Rhythm Thief said:
That would have been an awful lot better if he'd tuned his guitar beforehand. I'm all for a bit of noise and guitar abuse, and there's some good bits in that, but from 0.25 to 1.12 his tuning's all over the place. And he's too stoned to remember to sing in the right places.
Good solo about 2.30 though.
As a muso and guitarist yourself, RT, I'm surprised at your ignorance here!

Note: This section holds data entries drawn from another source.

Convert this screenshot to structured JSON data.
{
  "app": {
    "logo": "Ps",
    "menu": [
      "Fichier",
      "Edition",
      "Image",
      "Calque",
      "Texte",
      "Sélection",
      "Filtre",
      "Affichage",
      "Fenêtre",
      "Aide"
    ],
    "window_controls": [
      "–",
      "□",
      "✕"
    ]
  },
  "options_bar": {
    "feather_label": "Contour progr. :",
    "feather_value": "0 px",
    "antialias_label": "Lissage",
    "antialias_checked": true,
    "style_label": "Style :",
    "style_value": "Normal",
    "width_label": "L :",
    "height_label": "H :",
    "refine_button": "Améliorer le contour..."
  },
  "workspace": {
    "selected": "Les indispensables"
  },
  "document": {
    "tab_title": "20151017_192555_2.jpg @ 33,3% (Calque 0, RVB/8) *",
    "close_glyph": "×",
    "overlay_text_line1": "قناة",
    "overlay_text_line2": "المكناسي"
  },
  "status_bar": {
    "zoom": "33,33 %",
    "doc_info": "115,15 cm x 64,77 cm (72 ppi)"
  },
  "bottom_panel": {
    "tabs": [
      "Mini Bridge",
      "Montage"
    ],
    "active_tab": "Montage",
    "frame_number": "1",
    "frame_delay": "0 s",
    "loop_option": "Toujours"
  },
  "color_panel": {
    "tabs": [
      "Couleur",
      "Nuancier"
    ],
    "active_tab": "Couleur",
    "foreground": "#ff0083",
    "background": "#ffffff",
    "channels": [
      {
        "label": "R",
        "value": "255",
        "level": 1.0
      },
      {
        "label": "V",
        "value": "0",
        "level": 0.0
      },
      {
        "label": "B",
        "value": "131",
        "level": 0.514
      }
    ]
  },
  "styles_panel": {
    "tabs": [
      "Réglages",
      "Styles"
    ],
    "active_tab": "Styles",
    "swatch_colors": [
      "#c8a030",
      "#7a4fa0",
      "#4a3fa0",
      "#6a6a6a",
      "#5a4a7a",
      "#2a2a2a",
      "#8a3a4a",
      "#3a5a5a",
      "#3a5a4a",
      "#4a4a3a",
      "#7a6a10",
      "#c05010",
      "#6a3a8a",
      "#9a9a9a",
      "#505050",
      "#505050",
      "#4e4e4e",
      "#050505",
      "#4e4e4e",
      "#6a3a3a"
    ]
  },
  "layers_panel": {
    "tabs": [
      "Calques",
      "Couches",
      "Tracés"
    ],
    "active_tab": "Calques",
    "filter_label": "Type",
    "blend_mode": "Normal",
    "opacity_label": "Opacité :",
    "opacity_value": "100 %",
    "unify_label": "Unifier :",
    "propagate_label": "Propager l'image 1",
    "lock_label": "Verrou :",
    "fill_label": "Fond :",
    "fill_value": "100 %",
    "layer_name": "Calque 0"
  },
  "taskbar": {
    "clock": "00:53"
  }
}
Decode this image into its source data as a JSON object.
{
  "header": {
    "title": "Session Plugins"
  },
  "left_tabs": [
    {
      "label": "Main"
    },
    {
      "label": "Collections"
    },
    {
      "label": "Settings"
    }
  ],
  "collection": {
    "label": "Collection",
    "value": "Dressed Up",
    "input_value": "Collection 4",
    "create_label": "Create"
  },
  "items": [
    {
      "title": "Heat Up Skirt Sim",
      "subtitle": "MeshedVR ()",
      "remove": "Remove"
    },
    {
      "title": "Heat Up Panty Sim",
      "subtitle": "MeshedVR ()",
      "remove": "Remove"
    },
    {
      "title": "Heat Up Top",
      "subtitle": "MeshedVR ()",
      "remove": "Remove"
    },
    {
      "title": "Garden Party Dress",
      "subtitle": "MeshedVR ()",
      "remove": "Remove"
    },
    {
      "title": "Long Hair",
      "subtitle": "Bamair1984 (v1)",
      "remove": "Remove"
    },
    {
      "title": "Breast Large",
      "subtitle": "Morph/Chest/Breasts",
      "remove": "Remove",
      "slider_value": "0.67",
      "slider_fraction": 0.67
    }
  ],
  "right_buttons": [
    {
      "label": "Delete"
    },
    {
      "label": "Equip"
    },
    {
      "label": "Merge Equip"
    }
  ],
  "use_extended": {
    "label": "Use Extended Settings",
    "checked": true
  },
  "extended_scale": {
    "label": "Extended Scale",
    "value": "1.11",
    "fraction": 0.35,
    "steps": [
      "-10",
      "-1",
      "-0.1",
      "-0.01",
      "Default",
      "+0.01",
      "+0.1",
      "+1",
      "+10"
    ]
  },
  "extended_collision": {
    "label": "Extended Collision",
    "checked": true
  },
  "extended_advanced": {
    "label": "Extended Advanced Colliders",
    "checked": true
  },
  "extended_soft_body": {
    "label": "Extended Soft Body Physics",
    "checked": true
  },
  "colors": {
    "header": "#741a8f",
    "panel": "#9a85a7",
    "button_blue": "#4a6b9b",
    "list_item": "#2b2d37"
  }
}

Although the youtube clips never show it, the DVD does, and that Voodoo Child intro is immediately preceded by the most awe-inspiring blitzkrieged combination of onslaught musicality and downright cacophany of to-the-edge-of-the-neck string-bending and feedback-brink precision divebombs that inevitably sent the poor instrument some way out of tune. Check out the DVD to see how during the fiery pre-riff intro he, all with his left hand, plucks strings with plectrum, adjusts volume control and manipulates the tremelo arm ALL AT THE SAME TIME. A superb display of guitar mastery that seems to pass most people by because it occurs in the lead-up to the Voodoo riff.
Yet, despite the ferocious fretting having sent it way out of tune, he still delivers the riff in tune without re-tuning before having to sort it out when he can't escape the chord problems. This he does with aplomb, of course, before going on to render an exquisite array of sounds in a performance that had to wait to the early hours of the morning at the end of a long day waiting to play.
And the singing idiosyncrasies don't really matter - in fact live performances like this are all the better for a more casual approach to singing as the voice is after all just an intermittent accompaniment to the guitar (i.e. how it should be)!